Last weekend on saturday the 9th of October I took part in my first peaceful protest. If joining Greenpeace wasn't my hippy christening than this certainly was. I was part of group of twenty chrusty looking hippies campaigning against deforrestation in Australia. The campaign was part of a global day of protesting against Harvey Norman for sourcing wood to make their products from unsustainably cut trees in Austalia. My role was to hold a massive banner saying "Wellington says no Harvey Norman no to deforrestion in Tasmania". At one stage the security guard tried to pull the banner off me but I simply ignored him and didn't let go till he gave up. It was a peaceful protest and all we did was hand out flyers to customers of Harvey Norman and sing a few songs. The police ended up coming and just told us to stand on the road outside instead of in the centre of the shopping centre. I really enjoyed the whole experience though as for the first time in my life I was getting in a bit of troube but for an incredible cause. I had been convinced to attend the protest the night before by a lady who gave a speech on living in the forrest blocade in Tasmania for the last year. In summary they are in a constant battle with logging companies and often latch themselves onto trees to prevent being removed from the blocade. She was so passionate about saving these ancient and endangered trees in Tasmania that many of us have been convinced to visit the forrest blocade and I know I would like to spend a month or so there when I go to Oz.

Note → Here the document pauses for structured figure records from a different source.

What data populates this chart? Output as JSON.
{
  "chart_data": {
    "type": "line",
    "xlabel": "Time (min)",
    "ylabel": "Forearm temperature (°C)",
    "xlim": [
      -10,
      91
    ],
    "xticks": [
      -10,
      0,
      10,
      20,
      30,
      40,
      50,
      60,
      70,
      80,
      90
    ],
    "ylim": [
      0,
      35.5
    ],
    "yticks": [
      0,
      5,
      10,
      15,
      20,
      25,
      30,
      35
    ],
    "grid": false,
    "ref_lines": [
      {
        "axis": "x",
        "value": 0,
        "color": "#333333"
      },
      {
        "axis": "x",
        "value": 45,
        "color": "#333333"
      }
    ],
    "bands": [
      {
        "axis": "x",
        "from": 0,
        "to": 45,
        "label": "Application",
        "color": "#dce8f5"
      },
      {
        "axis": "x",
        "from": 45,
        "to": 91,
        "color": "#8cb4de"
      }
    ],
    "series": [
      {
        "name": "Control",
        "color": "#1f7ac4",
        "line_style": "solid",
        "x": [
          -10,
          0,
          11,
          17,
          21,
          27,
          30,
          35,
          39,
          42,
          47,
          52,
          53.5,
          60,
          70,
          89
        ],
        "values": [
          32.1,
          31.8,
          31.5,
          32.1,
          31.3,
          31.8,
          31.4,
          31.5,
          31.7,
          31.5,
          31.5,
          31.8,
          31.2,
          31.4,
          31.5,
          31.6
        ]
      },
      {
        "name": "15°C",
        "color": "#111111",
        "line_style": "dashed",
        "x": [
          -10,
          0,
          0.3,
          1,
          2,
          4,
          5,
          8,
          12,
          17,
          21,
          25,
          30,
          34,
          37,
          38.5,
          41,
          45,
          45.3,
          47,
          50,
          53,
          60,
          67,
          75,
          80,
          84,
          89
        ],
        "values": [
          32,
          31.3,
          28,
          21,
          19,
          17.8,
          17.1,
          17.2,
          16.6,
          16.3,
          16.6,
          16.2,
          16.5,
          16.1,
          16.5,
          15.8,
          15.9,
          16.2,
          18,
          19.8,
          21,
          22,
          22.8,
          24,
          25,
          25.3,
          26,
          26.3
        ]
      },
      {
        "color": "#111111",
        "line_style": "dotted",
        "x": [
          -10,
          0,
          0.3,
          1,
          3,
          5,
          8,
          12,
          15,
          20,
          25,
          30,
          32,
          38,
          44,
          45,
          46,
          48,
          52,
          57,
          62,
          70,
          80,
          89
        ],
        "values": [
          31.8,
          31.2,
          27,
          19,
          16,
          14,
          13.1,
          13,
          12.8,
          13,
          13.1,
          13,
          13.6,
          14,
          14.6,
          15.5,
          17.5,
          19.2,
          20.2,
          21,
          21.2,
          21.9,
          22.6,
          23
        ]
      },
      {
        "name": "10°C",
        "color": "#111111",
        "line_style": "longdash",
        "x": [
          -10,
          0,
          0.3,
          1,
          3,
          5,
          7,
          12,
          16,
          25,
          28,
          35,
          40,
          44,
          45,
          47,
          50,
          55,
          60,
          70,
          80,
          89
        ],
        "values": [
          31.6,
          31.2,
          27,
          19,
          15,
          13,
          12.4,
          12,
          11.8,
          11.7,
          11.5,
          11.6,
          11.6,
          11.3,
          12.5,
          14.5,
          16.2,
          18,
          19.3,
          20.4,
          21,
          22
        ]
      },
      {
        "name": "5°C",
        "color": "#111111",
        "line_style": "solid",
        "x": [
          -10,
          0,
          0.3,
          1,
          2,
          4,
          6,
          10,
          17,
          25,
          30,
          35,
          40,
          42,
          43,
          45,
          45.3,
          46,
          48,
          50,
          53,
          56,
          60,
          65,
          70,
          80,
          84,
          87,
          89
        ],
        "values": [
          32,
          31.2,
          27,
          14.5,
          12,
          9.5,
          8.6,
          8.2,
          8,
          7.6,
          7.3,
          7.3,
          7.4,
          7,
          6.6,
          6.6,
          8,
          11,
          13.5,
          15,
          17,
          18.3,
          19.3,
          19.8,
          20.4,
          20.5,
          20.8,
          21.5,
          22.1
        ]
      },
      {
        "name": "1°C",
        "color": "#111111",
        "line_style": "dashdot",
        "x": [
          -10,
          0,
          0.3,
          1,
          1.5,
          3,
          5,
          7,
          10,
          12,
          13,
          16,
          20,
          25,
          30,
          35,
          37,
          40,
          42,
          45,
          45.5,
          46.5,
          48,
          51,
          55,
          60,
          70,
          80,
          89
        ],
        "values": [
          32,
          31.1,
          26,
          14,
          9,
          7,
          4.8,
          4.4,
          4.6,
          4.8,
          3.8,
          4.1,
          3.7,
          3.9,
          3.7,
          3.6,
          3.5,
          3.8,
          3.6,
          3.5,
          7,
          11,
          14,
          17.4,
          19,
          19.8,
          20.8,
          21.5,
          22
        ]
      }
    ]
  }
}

I feel I must also mention my involvment in Occupy Wellington. It started on saturday and I helped put posters up and hand out flyers last wednesday to spread the word about it. As many of you already know it is a worldwide protest against corporate greed, capitalism and why democracies world wide are not working. I will not go into too much detail about this other than that I felt I should personally help out and get involved to add my support to the movement as talking to people on the street every day I have become more aware that the present system is not working and only suits a minor few. I didn't make occupy Wellington itself as I moved up to Auckland on saturday but I have been helping out in the evenings at the Occupy in Auckland. It is an exciting time to be alive as history is being created right in front of us with this movement and hopefully it will lead to positive change that will suit everyone.

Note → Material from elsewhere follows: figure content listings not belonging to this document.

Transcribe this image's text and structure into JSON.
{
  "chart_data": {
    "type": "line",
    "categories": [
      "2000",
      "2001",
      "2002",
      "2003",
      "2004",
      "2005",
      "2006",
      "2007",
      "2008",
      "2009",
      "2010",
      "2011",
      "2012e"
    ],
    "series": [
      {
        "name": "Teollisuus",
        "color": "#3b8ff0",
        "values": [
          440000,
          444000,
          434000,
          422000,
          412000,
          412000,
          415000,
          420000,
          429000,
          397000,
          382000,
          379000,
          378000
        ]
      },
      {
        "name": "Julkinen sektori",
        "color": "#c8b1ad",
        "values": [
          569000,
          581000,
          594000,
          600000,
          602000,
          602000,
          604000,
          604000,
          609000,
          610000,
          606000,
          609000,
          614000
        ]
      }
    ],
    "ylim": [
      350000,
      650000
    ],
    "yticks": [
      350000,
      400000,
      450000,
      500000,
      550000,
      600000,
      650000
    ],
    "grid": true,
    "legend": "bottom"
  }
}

I think that pretty much summarises the big change that has taken place in my life over the past few weeks. This coming week I will continue to sign up as many new members for Greenpeace as possible so as I can hold onto my awesome new job. Plus if I do hold onto my job then I will be joining the travel team from next week on. That means I will be part of a team of two or three travelling from town to town around New Zealand in a camper van. The camper van is rented by Greenpeace and they also pay for the fuel. It would be my dream job to travel around New Zealand in a camper van signing people up to become new members of Greenpeace in our mission to sace the environment. Fingers crossed. Peace and love.